[Inclosure 1.—Clipping from L’ltalie of
July 25, 1899.]
the tallulah lynching.
It is not necessary for us to describe the feelings of horror with
which we are filled by the Tallulah lynching, of which our
compatriots were the victims. Unhappily this detestable form of
administering justice is one of the customs of the Americans of the
United States, and the indignant outcries of the civilized world
have not yet been able to report it. As our dispatches announce, the
Italian Chargé d’Affaires at Washington has already taken the first
steps to obtain reparation for the outrage, and the Federal
Government will surely not refuse to accord it.
But this reparation, we do not hesitate to admit, can not go beyond a
pecuniary indemnification to the families of the individuals so
barbarously lynched, and this only in the event of their not having
already taken the first steps toward being naturalized as
Americans.
In that case the Federal Government would not be able to do
anything.
A number of our confrères are astonished that in the face of a fact
so abominable as the lynching of four or five human beings, it
should not be possible either to claim, or obtain, a more
substantial reparation than the payment of an indemnity, more or
less large, to the families of the victims. Nevertheless this is the
fact, and all protests against it would be futile.
The Constitution of the United States gives the President of the
Republic no power over the internal affairs of the different States.
The governor of Louisiana has no account to render to the President
of the Confederation in regard to what takes place in his State. The
governor is as powerful at home as the President is at Washington.
Louisiana has its laws, its magistrates, its parliament, its
customs, and if President McKinley should seek to impose his will
upon it, he would receive a peremptory refusal, and not only that,
but he would raise up against him the whole public opinion of
America.
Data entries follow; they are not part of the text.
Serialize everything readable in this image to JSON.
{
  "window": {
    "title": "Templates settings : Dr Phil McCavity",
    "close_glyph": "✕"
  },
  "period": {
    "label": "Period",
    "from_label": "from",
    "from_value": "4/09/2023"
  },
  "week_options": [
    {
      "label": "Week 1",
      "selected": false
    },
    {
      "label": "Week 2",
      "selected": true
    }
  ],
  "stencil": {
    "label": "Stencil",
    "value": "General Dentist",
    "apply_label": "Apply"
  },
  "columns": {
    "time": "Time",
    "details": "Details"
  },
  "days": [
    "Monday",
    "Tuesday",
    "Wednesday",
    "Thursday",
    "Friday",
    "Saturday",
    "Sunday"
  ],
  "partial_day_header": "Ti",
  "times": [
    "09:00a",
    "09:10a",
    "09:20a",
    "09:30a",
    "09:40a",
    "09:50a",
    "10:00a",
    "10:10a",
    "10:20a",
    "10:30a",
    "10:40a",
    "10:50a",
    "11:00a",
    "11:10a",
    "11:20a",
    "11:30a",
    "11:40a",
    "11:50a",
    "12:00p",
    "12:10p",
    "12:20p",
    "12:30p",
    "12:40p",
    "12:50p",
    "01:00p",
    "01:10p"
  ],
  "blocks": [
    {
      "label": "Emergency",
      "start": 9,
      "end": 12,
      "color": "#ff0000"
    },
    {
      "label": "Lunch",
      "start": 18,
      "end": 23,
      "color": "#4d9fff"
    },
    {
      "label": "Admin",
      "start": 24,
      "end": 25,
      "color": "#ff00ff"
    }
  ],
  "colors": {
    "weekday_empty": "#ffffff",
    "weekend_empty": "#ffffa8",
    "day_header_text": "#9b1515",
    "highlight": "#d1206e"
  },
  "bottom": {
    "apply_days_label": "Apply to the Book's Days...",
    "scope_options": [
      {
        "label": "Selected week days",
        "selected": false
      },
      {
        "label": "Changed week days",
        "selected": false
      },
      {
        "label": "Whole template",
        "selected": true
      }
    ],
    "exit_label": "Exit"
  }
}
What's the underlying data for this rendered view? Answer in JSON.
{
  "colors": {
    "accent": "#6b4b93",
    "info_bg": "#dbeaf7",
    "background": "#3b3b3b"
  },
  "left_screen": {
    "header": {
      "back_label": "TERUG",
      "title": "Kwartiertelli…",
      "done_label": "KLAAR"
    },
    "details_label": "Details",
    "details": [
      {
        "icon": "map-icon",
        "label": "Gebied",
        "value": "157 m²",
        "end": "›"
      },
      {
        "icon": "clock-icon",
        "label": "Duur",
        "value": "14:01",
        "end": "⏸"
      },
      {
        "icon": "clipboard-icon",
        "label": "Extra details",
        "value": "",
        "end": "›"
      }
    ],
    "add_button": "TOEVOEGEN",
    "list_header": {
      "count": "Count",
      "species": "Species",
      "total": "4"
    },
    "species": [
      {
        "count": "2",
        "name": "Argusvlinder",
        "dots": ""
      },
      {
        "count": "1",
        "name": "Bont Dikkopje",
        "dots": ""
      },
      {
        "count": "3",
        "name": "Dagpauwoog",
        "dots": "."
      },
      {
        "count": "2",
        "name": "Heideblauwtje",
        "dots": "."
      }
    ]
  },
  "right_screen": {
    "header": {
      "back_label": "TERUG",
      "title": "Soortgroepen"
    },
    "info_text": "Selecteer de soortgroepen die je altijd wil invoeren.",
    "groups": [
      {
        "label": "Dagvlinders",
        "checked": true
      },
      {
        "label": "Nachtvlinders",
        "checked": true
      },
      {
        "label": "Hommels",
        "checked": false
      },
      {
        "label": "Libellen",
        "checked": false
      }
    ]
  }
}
This American Constitution is, without doubt an anomaly,
above all from the European point of view. It is difficult to admit
that a State should not be able to answer for the acts which take
place under the shadow of its flag. All idea of reciprocity, which
is the basis of good relations, falls in prices. If in a small
village of Lombardy, or Piedmont, an American had been outraged, or
killed unjustly, it is the Government at Rome that would have to
answer for it.; It is therefore incomprehensible that the Washington
Government should not do the same when an Italian is injured in
Louisiana or Ohio.
[Page 446]
However, the American Constitution is what it is, and must be so
accepted. We have not the least doubt but what the Federal
Government will do its duty, and that it will do it in the full
measure demanded by the atrocity of this last lynching; but our
confrères would do well not to expect a larger reparation than can
be obtained.
Another question, and a much graver one, ought, in our opinion, to be
made the subject of serious discussion in the Italian press. We
ought to examine and determine just how far the protection of the
Italian Government should be extended to its emigrants. For our part
we maintain that it is absurd to wish to protect two million men
scattered to the four corners of the earth, and who expatriated
themselves solely for their own personal benefit.
There is no government in the world that can protect, under all
possible and imaginary conditions, so numerous a body of men, the
greater number of whom offer insufficient guaranties. The Government
ought to free itself from such a burden, and declare by a law that
it extends its protection only to Italians traveling abroad, and not
to those who settle there for reasons of personal interest. It is
the only wise measure to adopt. If the question should be seriously
discussed, we would not hesitate to prove it by means of arguments,
in our opinion, unanswerable. Unhappily, however, it is no longer
possible to discuss thoroughly, either in Parliament or in the
press, the great problems which interest the country. Could this
question of protection to emigrants ever give rise to a ministerial
crisis? Not at all. Therefore—(alors).